Don’t Ask, Don’t Sell

One of the biggest reasons salespeople fail to make the sale is simply because they don’t ask for it. It’s easy to tell someone all about your company, product or service. After all, a good salesperson will know about these things backwards and forwards. However, asking for the sale (a.k.a. “closing the sale”) can be scary because of the fear of rejection.

Some of the biggest regrets people have are not when they stepped out and failed but when they failed to step out. When we don’t take a chance we’re often haunted by what might have been and ask ourselves, “What if…?”

Studies show people who ask for favors often underestimate the number of people who would be willing to help. In fact, they underestimate it by a lot! In one study, when asked how may strangers they’d have to ask to walk them a few blocks to a location they’ve been unable to find on a college campus, most people assumed they’d have to ask seven or more strangers before one person would take the time necessary to help. However, when they actually asked for help, the number of people they had to approach was only two or three before they got the help they needed. If you knew people would most likely respond positively to you twice as often as you thought they would, you’d probably have a lot more confidence to ask.

Having been a consumer all my life and teaching sales for the past 20 years, I can tell you most salespeople fail to ask for the sale. They might fear being seen as too pushy or believe the prospective customer can sort out all the product features, weigh the benefits against the cost, and make a decision that’s in their best interest.

But here’s the problem – as consumers, when we’re making purchases sometimes we’re overwhelmed by all the choices and price points. And the more money we’re about to spend the scarier it can be because we want to make sure we make the best choice. We want to avoid “buyer’s remorse.” A salesperson can alleviate much of that anxiety throughout the sales process but in the end the salesperson still needs to ask for the sale.

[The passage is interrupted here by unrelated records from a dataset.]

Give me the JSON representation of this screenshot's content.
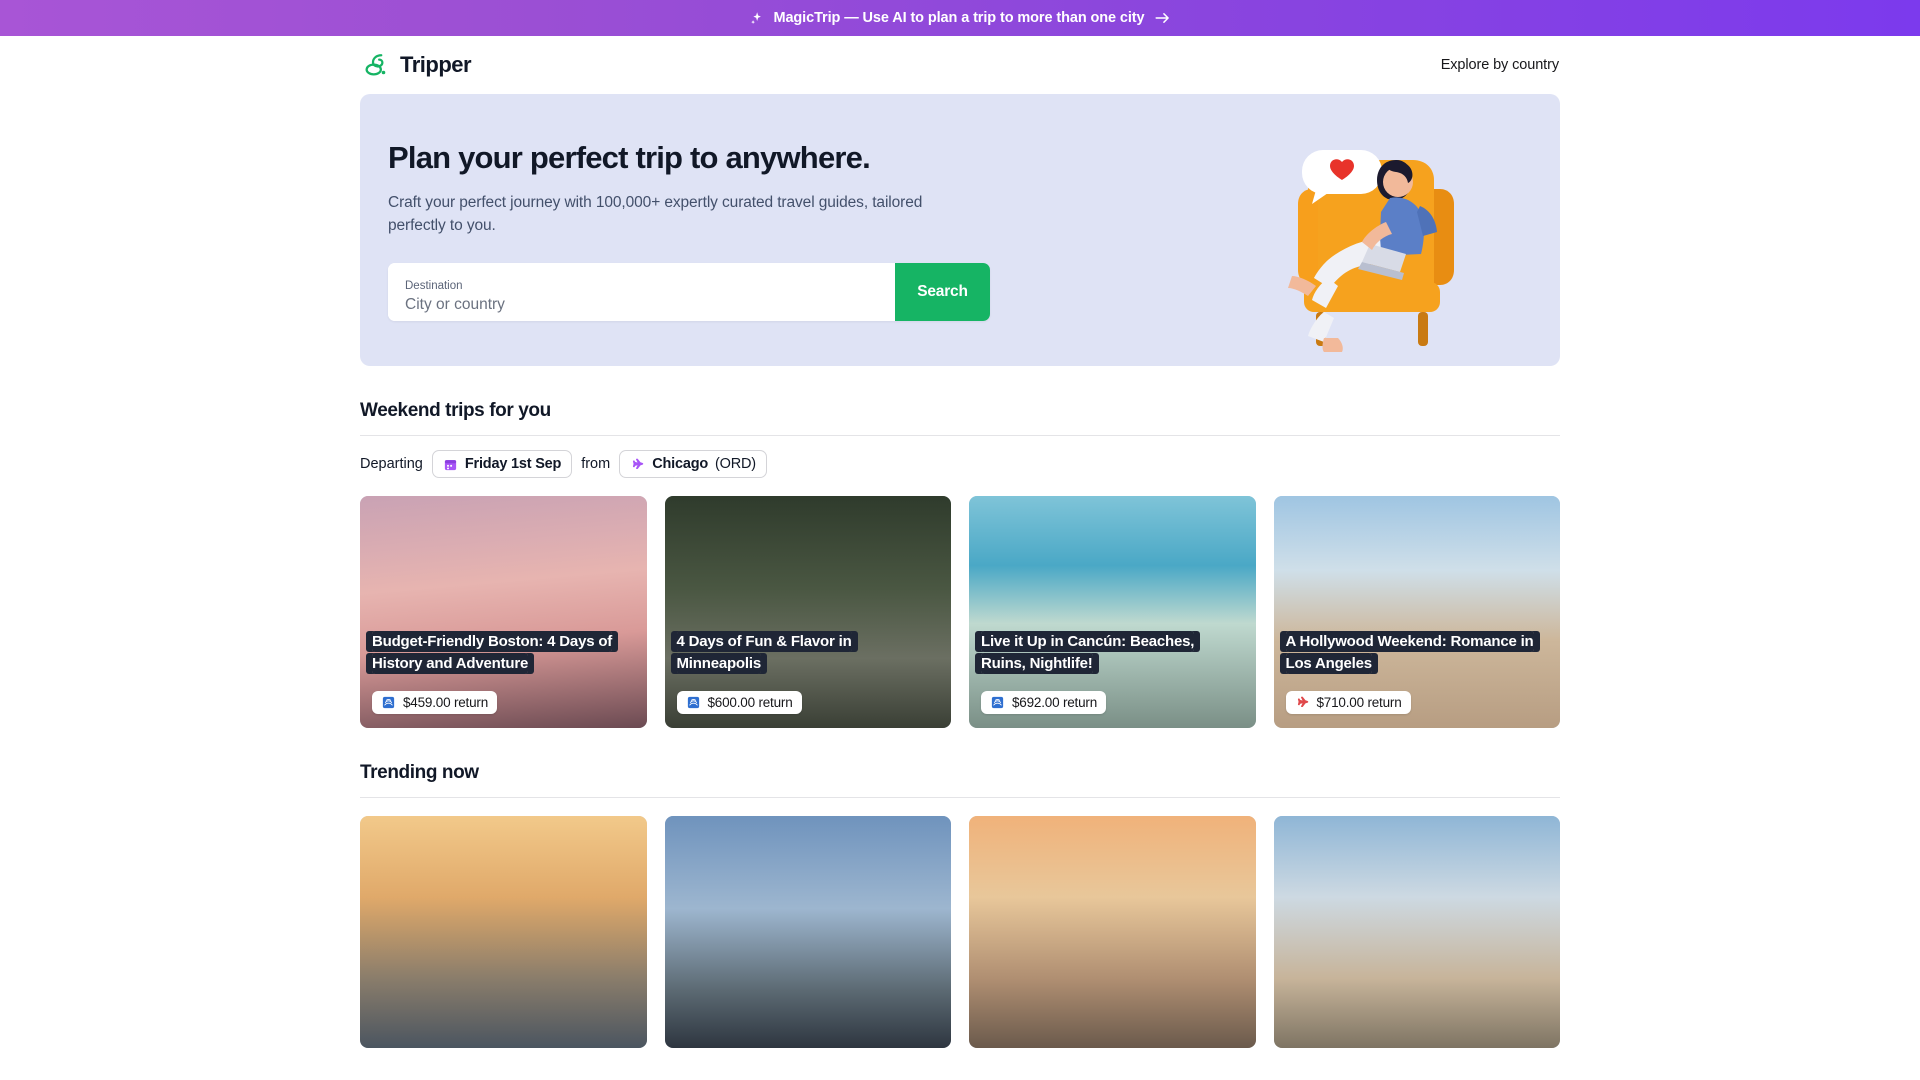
{
  "promo": {
    "text": "MagicTrip — Use AI to plan a trip to more than one city",
    "spark_icon": "sparkle-icon",
    "arrow_icon": "arrow-right-icon",
    "gradient_from": "#a855d6",
    "gradient_to": "#7c3aed"
  },
  "header": {
    "logo_icon": "tripper-loop-logo-icon",
    "brand": "Tripper",
    "brand_color": "#16b464",
    "nav_link": "Explore by country"
  },
  "hero": {
    "title": "Plan your perfect trip to anywhere.",
    "subtitle": "Craft your perfect journey with 100,000+ expertly curated travel guides, tailored perfectly to you.",
    "background": "#dfe3f5",
    "search": {
      "label": "Destination",
      "placeholder": "City or country",
      "value": "",
      "button_label": "Search",
      "button_color": "#16b464"
    },
    "illustration": "woman-in-armchair-with-heart-chat-illustration"
  },
  "weekend": {
    "title": "Weekend trips for you",
    "departing_label": "Departing",
    "from_label": "from",
    "date_chip": {
      "icon": "calendar-icon",
      "label": "Friday 1st Sep"
    },
    "origin_chip": {
      "icon": "airplane-icon",
      "city": "Chicago",
      "code": "(ORD)"
    },
    "cards": [
      {
        "title": "Budget-Friendly Boston: 4 Days of History and Adventure",
        "price": "$459.00 return",
        "price_icon": "train-icon",
        "photo": "ph-boston"
      },
      {
        "title": "4 Days of Fun & Flavor in Minneapolis",
        "price": "$600.00 return",
        "price_icon": "train-icon",
        "photo": "ph-minn"
      },
      {
        "title": "Live it Up in Cancún: Beaches, Ruins, Nightlife!",
        "price": "$692.00 return",
        "price_icon": "train-icon",
        "photo": "ph-cancun"
      },
      {
        "title": "A Hollywood Weekend: Romance in Los Angeles",
        "price": "$710.00 return",
        "price_icon": "airplane-icon",
        "photo": "ph-la"
      }
    ]
  },
  "trending": {
    "title": "Trending now",
    "cards": [
      {
        "photo": "ph-porto"
      },
      {
        "photo": "ph-vienna"
      },
      {
        "photo": "ph-madrid"
      },
      {
        "photo": "ph-brighton"
      }
    ]
  }
}
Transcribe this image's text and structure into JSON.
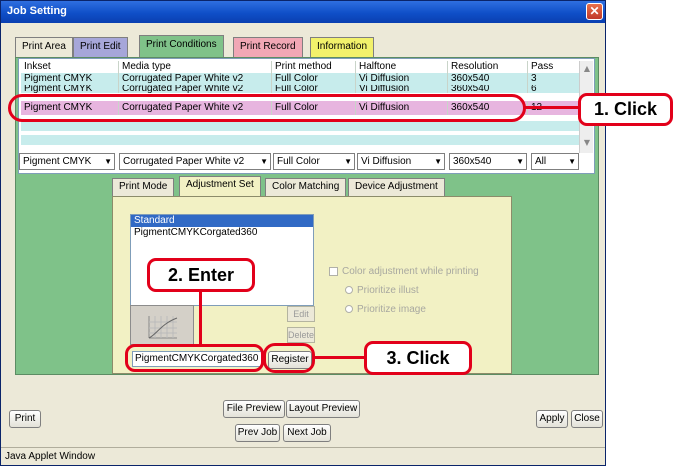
{
  "window": {
    "title": "Job Setting",
    "close_symbol": "✕"
  },
  "outer_tabs": [
    {
      "label": "Print Area",
      "color": "#ece9d8"
    },
    {
      "label": "Print Edit",
      "color": "#a6a6d9"
    },
    {
      "label": "Print Conditions",
      "color": "#7fc289"
    },
    {
      "label": "Print Record",
      "color": "#f1a7b5"
    },
    {
      "label": "Information",
      "color": "#f2f16b"
    }
  ],
  "grid": {
    "headers": [
      "Inkset",
      "Media type",
      "Print method",
      "Halftone",
      "Resolution",
      "Pass"
    ],
    "rows": [
      [
        "Pigment CMYK",
        "Corrugated Paper White v2",
        "Full Color",
        "Vi Diffusion",
        "360x540",
        "3"
      ],
      [
        "Pigment CMYK",
        "Corrugated Paper White v2",
        "Full Color",
        "Vi Diffusion",
        "360x540",
        "6"
      ],
      [
        "Pigment CMYK",
        "Corrugated Paper White v2",
        "Full Color",
        "Vi Diffusion",
        "360x540",
        "12"
      ]
    ],
    "scroll_up": "▲",
    "scroll_down": "▼"
  },
  "filters": {
    "inkset": "Pigment CMYK",
    "media": "Corrugated Paper White v2",
    "method": "Full Color",
    "halftone": "Vi Diffusion",
    "resolution": "360x540",
    "pass": "All",
    "arrow": "▼"
  },
  "inner_tabs": [
    "Print Mode",
    "Adjustment Set",
    "Color Matching",
    "Device Adjustment"
  ],
  "adjustment_list": [
    "Standard",
    "PigmentCMYKCorgated360"
  ],
  "buttons": {
    "edit": "Edit",
    "delete": "Delete",
    "register": "Register",
    "file_preview": "File Preview",
    "layout_preview": "Layout Preview",
    "prev_job": "Prev Job",
    "next_job": "Next Job",
    "print": "Print",
    "apply": "Apply",
    "close": "Close"
  },
  "name_input_value": "PigmentCMYKCorgated360",
  "options": {
    "color_adjust": "Color adjustment while printing",
    "prioritize_illust": "Prioritize illust",
    "prioritize_image": "Prioritize image"
  },
  "status_bar": "Java Applet Window",
  "annotations": {
    "step1": "1. Click",
    "step2": "2. Enter",
    "step3": "3. Click",
    "color": "#e2001a"
  }
}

One way to lessen the fear and increase the odds of hearing “Yes” is to learn up front exactly what the customer is looking for. If the salesperson can meet the customer’s requirements, then simply asking the following should work: “If we can get you A, B and C at a fair price, would you seriously consider buying from us?” Most people will agree to that; then it’s up to the salesperson to show their product or service has all the required features. This is known as “the up-front close” in sales circles.

The reason this approach can be so effective is because the principle of consistency comes into play. This principle of influence tells us people generally live up to their word because they feel a little bad about themselves when they don’t. If someone says they’ll strongly consider you, your company or your product/service, then odds are they will if you can deliver what you said you would.

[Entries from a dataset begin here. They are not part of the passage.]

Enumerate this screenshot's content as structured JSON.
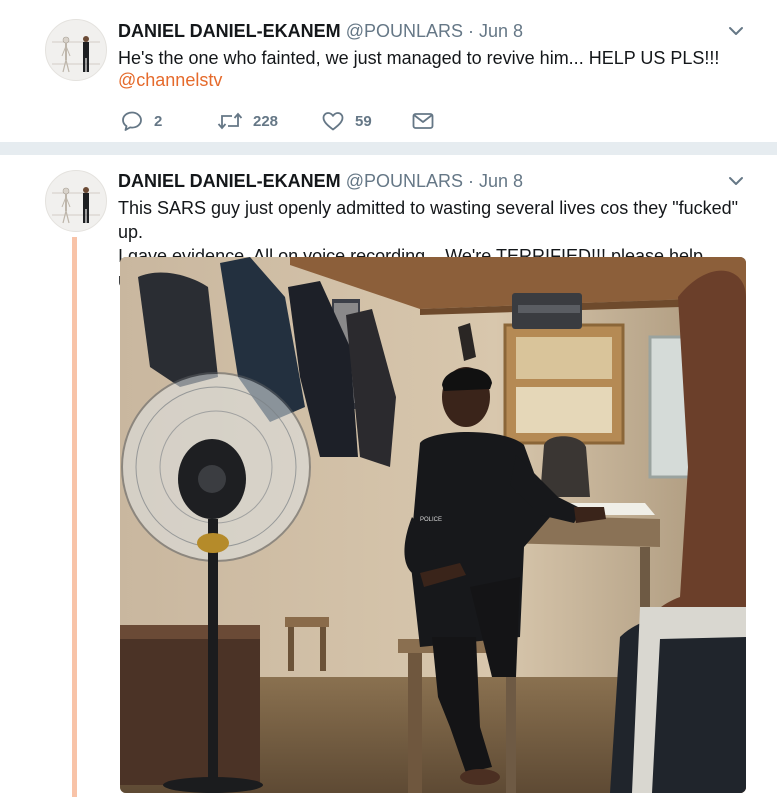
{
  "colors": {
    "accent": "#e56a2b",
    "thread_line": "#f8c3a8",
    "muted": "#657786"
  },
  "tweets": [
    {
      "name": "DANIEL DANIEL-EKANEM",
      "handle": "@POUNLARS",
      "date": "Jun 8",
      "text": "He's the one who fainted, we just managed to revive him... HELP US PLS!!!",
      "mention": "@channelstv",
      "replies": "2",
      "retweets": "228",
      "likes": "59",
      "icons": [
        "reply-icon",
        "retweet-icon",
        "heart-icon",
        "envelope-icon"
      ]
    },
    {
      "name": "DANIEL DANIEL-EKANEM",
      "handle": "@POUNLARS",
      "date": "Jun 8",
      "text_line1": "This SARS guy just openly admitted to wasting several lives cos they \"fucked\" up.",
      "text_line2": "I gave evidence. All on voice recording... We're TERRIFIED!!! please help us...",
      "photo_shirt_text": "POLICE"
    }
  ]
}
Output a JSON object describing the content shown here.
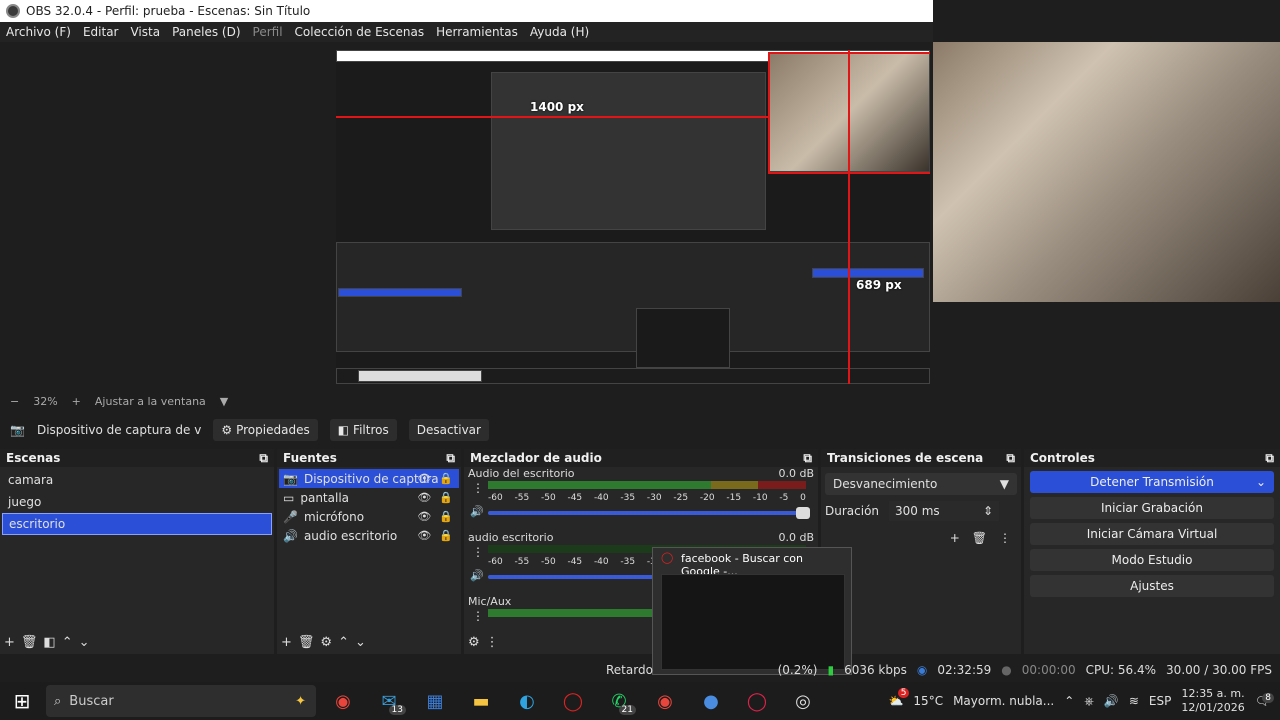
{
  "window": {
    "title": "OBS 32.0.4 - Perfil: prueba - Escenas: Sin Título"
  },
  "menu": [
    {
      "label": "Archivo (F)",
      "disabled": false
    },
    {
      "label": "Editar",
      "disabled": false
    },
    {
      "label": "Vista",
      "disabled": false
    },
    {
      "label": "Paneles (D)",
      "disabled": false
    },
    {
      "label": "Perfil",
      "disabled": true
    },
    {
      "label": "Colección de Escenas",
      "disabled": false
    },
    {
      "label": "Herramientas",
      "disabled": false
    },
    {
      "label": "Ayuda (H)",
      "disabled": false
    }
  ],
  "preview": {
    "measure_width": "1400 px",
    "measure_height": "689 px",
    "nested_popup": "facebook - Buscar con Google",
    "nested_search": "Buscar",
    "nested_weather": "15°C Mayorm. nubla..."
  },
  "zoom": {
    "percent": "32%",
    "fit_label": "Ajustar a la ventana"
  },
  "source_toolbar": {
    "source_name": "Dispositivo de captura de v",
    "properties": "Propiedades",
    "filters": "Filtros",
    "deactivate": "Desactivar"
  },
  "scenes": {
    "title": "Escenas",
    "items": [
      "camara",
      "juego",
      "escritorio"
    ],
    "selected": "escritorio"
  },
  "sources": {
    "title": "Fuentes",
    "items": [
      {
        "name": "Dispositivo de captura",
        "icon": "camera-icon",
        "selected": true
      },
      {
        "name": "pantalla",
        "icon": "monitor-icon",
        "selected": false
      },
      {
        "name": "micrófono",
        "icon": "microphone-icon",
        "selected": false
      },
      {
        "name": "audio escritorio",
        "icon": "speaker-icon",
        "selected": false
      }
    ]
  },
  "mixer": {
    "title": "Mezclador de audio",
    "ticks": [
      "-60",
      "-55",
      "-50",
      "-45",
      "-40",
      "-35",
      "-30",
      "-25",
      "-20",
      "-15",
      "-10",
      "-5",
      "0"
    ],
    "channels": [
      {
        "name": "Audio del escritorio",
        "db": "0.0 dB",
        "level": 0.72
      },
      {
        "name": "audio escritorio",
        "db": "0.0 dB",
        "level": 0.0
      },
      {
        "name": "Mic/Aux",
        "db": "",
        "level": 0.55
      }
    ]
  },
  "transitions": {
    "title": "Transiciones de escena",
    "selected": "Desvanecimiento",
    "duration_label": "Duración",
    "duration_value": "300 ms"
  },
  "controls": {
    "title": "Controles",
    "stop_stream": "Detener Transmisión",
    "start_recording": "Iniciar Grabación",
    "virtual_camera": "Iniciar Cámara Virtual",
    "studio_mode": "Modo Estudio",
    "settings": "Ajustes"
  },
  "popup": {
    "title": "facebook - Buscar con Google -..."
  },
  "status": {
    "delay": "Retardo",
    "dropped": "(0.2%)",
    "bitrate": "6036 kbps",
    "stream_time": "02:32:59",
    "rec_time": "00:00:00",
    "cpu": "CPU: 56.4%",
    "fps": "30.00 / 30.00 FPS"
  },
  "taskbar": {
    "search_placeholder": "Buscar",
    "apps": [
      {
        "name": "chrome-icon",
        "badge": ""
      },
      {
        "name": "mail-icon",
        "badge": "13"
      },
      {
        "name": "store-icon",
        "badge": ""
      },
      {
        "name": "explorer-icon",
        "badge": ""
      },
      {
        "name": "edge-icon",
        "badge": ""
      },
      {
        "name": "opera-icon",
        "badge": ""
      },
      {
        "name": "whatsapp-icon",
        "badge": "21"
      },
      {
        "name": "chrome-alt-icon",
        "badge": ""
      },
      {
        "name": "browser-icon",
        "badge": ""
      },
      {
        "name": "opera-gx-icon",
        "badge": ""
      },
      {
        "name": "obs-icon",
        "badge": ""
      }
    ],
    "weather_badge": "5",
    "weather": "15°C",
    "weather_desc": "Mayorm. nubla...",
    "language": "ESP",
    "time": "12:35 a. m.",
    "date": "12/01/2026",
    "notifications": "8"
  }
}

Once the salesperson has asked the right questions up front and then clearly shows how their offering meets the requirements it becomes much easier and more comfortable to take the next step and ask for the sale. It’s like dating. Wasn’t it easier to ask for a date when you knew beforehand the other person was interested in you?

Here’s my persuasion advice. You don’t have to live with the regret of what might have been. Remember, people are more likely to say “Yes” than you probably think. If you use the up-front close the odds that a customer will say “Yes” are significantly better. So remember – Don’t ask, don’t sell.